La complexité du modèle doit être en accord avec les données. Pour apprendre davantage de motifs, utilisez des modèles plus expressifs et augmentez le nombre d’époques d’entraînement. Ajouter davantage de caractéristiques au jeu de données peut également éviter cette situation.
- La validation croisée est-elle utile pour lutter contre le surajustement ?
La validation croisée consiste à diviser les données en plusieurs sous-ensembles afin d’évaluer systématiquement les performances du modèle. Elle garantit que votre modèle se généralise bien aux données inédites, et l’entraînement et les tests sur différentes partitions permettent d’identifier les premiers signes de surajustement.
- L’augmentation des données aide-t-elle à lutter contre le surajustement ?
Oui, l’augmentation des données accroît la diversité au sein de l’ensemble d’entraînement grâce à des rotations, des retournements ou l’ajout de bruit. Cela aide à généraliser en simulant la variabilité du monde réel, réduisant la dépendance à des motifs spécifiques dans les données.
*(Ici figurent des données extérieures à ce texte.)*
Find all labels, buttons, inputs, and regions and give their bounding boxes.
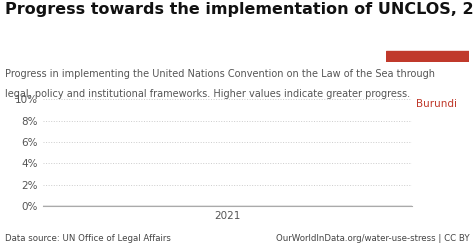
Bar: [386, 51, 469, 62]
Text: OurWorldInData.org/water-use-stress | CC BY: OurWorldInData.org/water-use-stress | CC…: [276, 234, 469, 243]
Text: Progress in implementing the United Nations Convention on the Law of the Sea thr: Progress in implementing the United Nati…: [5, 69, 435, 79]
Text: legal, policy and institutional frameworks. Higher values indicate greater progr: legal, policy and institutional framewor…: [5, 89, 410, 99]
Text: Progress towards the implementation of UNCLOS, 2021: Progress towards the implementation of U…: [5, 2, 474, 17]
Text: Data source: UN Office of Legal Affairs: Data source: UN Office of Legal Affairs: [5, 234, 171, 243]
Text: Our World
in Data: Our World in Data: [404, 18, 452, 38]
Text: Burundi: Burundi: [416, 99, 457, 109]
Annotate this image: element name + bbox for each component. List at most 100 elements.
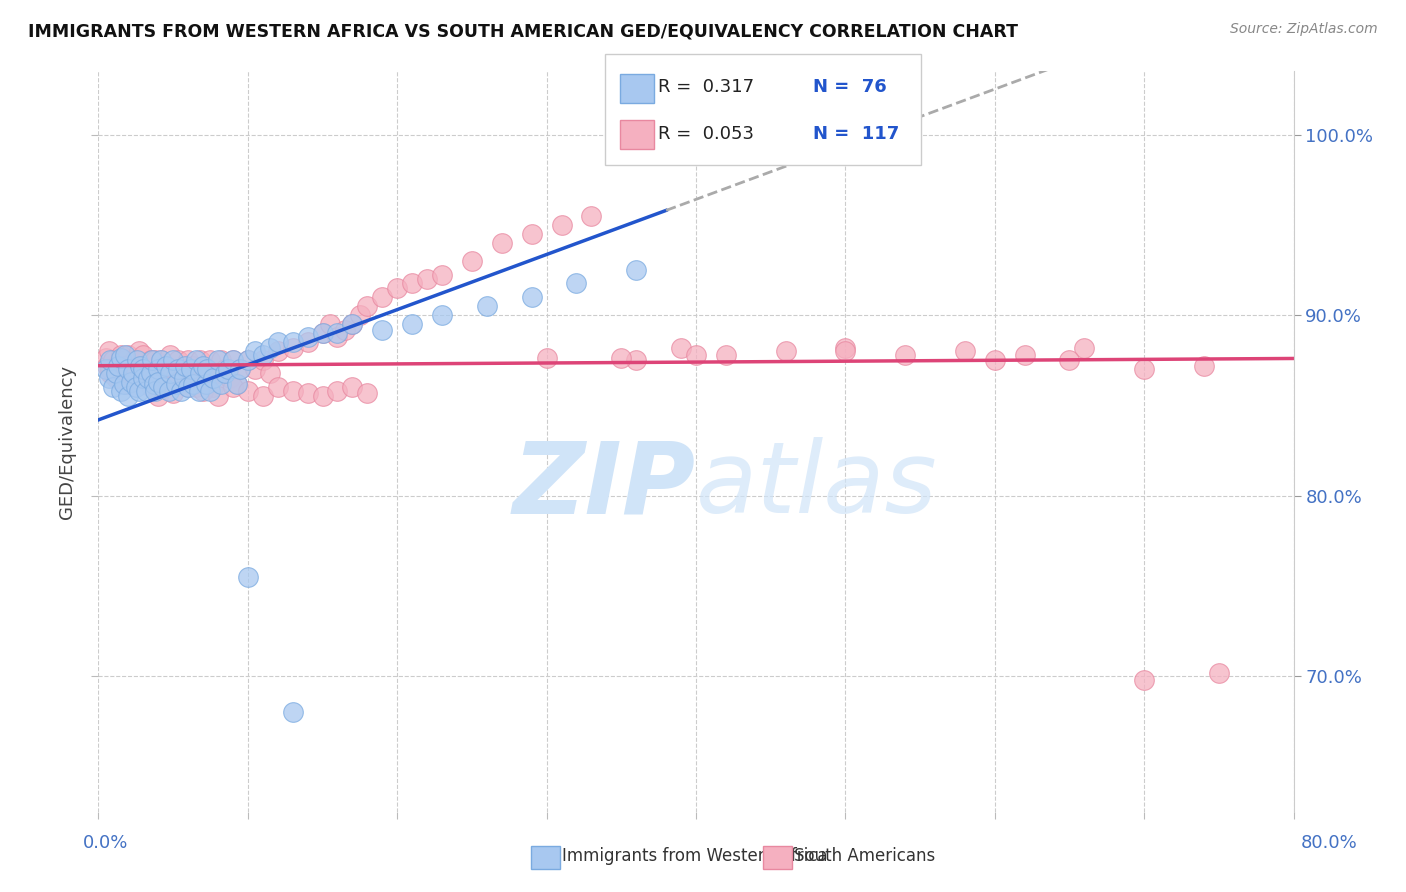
Point: [356, 299, 378, 313]
Point: [150, 353, 173, 368]
Point: [236, 570, 259, 584]
Point: [142, 376, 165, 391]
Point: [132, 348, 155, 362]
Point: [177, 380, 200, 394]
Point: [148, 375, 170, 389]
Point: [128, 344, 150, 359]
Point: [110, 348, 132, 362]
Point: [174, 359, 197, 373]
Point: [214, 366, 236, 380]
Point: [188, 353, 211, 368]
Point: [187, 384, 209, 398]
Point: [385, 281, 409, 295]
Point: [252, 353, 274, 368]
Point: [152, 380, 174, 394]
Point: [125, 380, 148, 394]
Point: [416, 272, 439, 286]
Point: [349, 308, 371, 322]
Point: [159, 366, 181, 380]
Point: [200, 384, 222, 398]
Point: [143, 384, 166, 398]
Point: [834, 344, 856, 359]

- Comment Milvus contribue-t-il à résoudre ces problèmes ?
Milvus est une base de données vectorielle open-source capable de traiter efficacement de grands volumes de données et prenant en charge les recherches de similarité rapides ainsi que le clustering. Avec la prise en charge de la recherche plein texte et de la compression vectorielle, le framework prétraite efficacement les données afin de garantir des données de haute qualité pour l’entraînement. Cela réduit le risque de surajustement et de sous-ajustement.